В перспективе мы планировали перевести колонию на самообеспечение солью, выпариваемой из морской воды, но не было пока времени на проработку и отлаживание технологии высококачественной очистки морской соли от придающих ей горький привкус примесей – сульфатов и хлорида магния, была масса дел поважнее и поприоритетнее, и на первых порах было решено снабжать остров каменной солью из шахты возле Оссонобы. А здесь кто-то из управляющих тоже и додумался, и руки пораньше наших дошли, да только схалтурил, решив, что рабы и такое схавают.

– Я не бояться, – заявил плохо владеющий турдетанским раб, – Я буду показать.

– Показывать не надо, – возразил въехавший в здешние расклады Васкес, – Ты просто расскажи нам, где это место и как его узнать, чтобы мы сами "случайно" набрели на него и увидели, откуда берётся эта горькая соль в вашей пище…

Солеварня по словам раба размещалась возле рыбацкого посёлка. Чтобы не подставлять нашего осведомителя, мы не пошли туда сразу, а сперва проинспектировали курятник, где не обнаружили особого криминала. Заметно повеселевший распорядитель работ, неведомо как прознавший, что мы любим яичницу на сале, хотел немедленно нам её организовать, но мы отмахнулись, сказав, что не голодны. Затем проверили винный склад, где как раз и бодяжили выдаваемое рабам вино. Там мы и устроили этому жулику небольшую головомойку с выносом мозга на предмет того, что вино в субтропическом климате – не роскошь, а средство обеззараживания питьевой воды, и если работники вдруг массово замаются животом – мы будем знать причину и виновного. На самом деле вода в бурных горных речушках вполне чиста и для питья пригодна, отчего и тянут к античным городам акведуки от горных источников, но мы включили дураков, имея целью припугнуть. Ежу ясно, что для рабов бодяжить вино водой сильнее положенного будут и впредь, и хрен с этим безобразием покончишь полностью при столь катастрофической нехватке своих кадров, но хотя бы уж меру при этом знать надо.

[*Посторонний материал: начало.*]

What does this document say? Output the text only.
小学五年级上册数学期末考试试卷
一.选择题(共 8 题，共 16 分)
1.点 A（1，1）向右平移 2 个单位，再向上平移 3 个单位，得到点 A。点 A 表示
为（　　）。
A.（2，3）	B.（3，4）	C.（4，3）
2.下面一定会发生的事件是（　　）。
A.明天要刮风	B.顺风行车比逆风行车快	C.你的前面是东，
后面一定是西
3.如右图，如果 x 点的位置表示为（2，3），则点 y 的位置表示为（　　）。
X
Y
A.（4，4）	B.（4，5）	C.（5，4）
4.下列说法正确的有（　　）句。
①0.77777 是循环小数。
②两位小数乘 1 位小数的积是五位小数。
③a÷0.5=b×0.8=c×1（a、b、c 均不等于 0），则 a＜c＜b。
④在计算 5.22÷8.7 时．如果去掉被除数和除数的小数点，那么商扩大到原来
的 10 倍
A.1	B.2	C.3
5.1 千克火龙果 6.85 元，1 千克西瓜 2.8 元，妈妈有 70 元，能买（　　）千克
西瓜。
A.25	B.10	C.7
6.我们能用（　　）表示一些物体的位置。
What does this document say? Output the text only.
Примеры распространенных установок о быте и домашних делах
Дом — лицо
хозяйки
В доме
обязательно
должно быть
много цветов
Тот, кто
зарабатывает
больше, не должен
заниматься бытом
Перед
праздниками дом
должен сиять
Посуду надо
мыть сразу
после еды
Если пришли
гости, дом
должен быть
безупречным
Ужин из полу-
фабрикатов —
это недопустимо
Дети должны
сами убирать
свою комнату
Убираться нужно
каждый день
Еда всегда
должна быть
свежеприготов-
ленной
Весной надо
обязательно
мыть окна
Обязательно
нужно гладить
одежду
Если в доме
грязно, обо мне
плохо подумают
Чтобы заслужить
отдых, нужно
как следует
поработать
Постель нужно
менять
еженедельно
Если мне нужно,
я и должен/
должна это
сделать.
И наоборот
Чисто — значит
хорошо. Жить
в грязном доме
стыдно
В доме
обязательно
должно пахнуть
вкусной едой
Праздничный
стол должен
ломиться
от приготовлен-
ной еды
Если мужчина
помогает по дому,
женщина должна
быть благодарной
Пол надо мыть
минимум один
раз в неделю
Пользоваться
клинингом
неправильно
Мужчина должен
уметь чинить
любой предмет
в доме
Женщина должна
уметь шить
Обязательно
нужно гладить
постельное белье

И только после этого наконец мы пожелали ознакомиться с тем, как налажен в колонии процесс снабжения строителей рыбой. Рыбацкий посёлок нам понравился – многие в нём отстроились основательно, в камне, явно видя свое призвание в рыбацком промысле и на свободе. Рыбу промышляют самыми разнообразными способами, кто во что горазд – одни удят, другие трезубцами с лодок гарпунят, третьи сетями. В основном, конечно, как и в Гадесе, добывают тунцов – крупных, сытных и плавающих косяками в сотни голов минимум. Напоминают Гадес и малые рыбацкие гаулы финикийского типа, из которых по большей части и состоит здешняя рыболовецкая флотилия. Все они местной постройки, конечно, и когда мы разглядели одну из этих посудин вблизи, то прихренели – с одной стороны, корпус жёсткий, на океанскую волну рассчитанный, но с другой – везде, где только можно, вместо бронзовых гвоздей и заклёпок применяются деревянные нагели, хотя уж крепежа-то с каждым рейсом доставляется из Оссонобы достаточно.

Мы уже заподозрили было, что и тут местное начальство "химичит" в особо крупных размерах, но рыбаки рассказали нам честно и без утайки, что с гвоздями и заклёпками "химичат" по большей части они сами, да ещё и показали наглядно, на что у них идёт сэкономленный бронзовый крепёж. Прежде всего на наконечники для стрел – самодельные деревянные луки есть практически у всех. Рыба ведь приедается, и всем хочется мяса, так что удобного случая подстрелить какую-нибудь зазевавшуюся птицу, хотя бы даже и чайку, стараются не упускать. Но это – на самые лучшие стрелы, которые берегут для выстрела наверняка, а на обычные расходные, вероятность потери которых не так уж и мала, идут акульи зубы. Зубы должны быть для этого достаточно крупными, а значит, и сама акула соответствующей, и сетями или трезубцем такую хрен возьмёшь – только на "удочку", то бишь на большой крюк с приманкой, а чтобы акула не перекусила используемую в качестве лески бечеву, нужен цепной поводок, звенья для которого и выгибаются из длинных бронзовых гвоздей с пропаиванием стыков свинцом. В общем, не одна только русская голь на выдумки хитра, как выясняется…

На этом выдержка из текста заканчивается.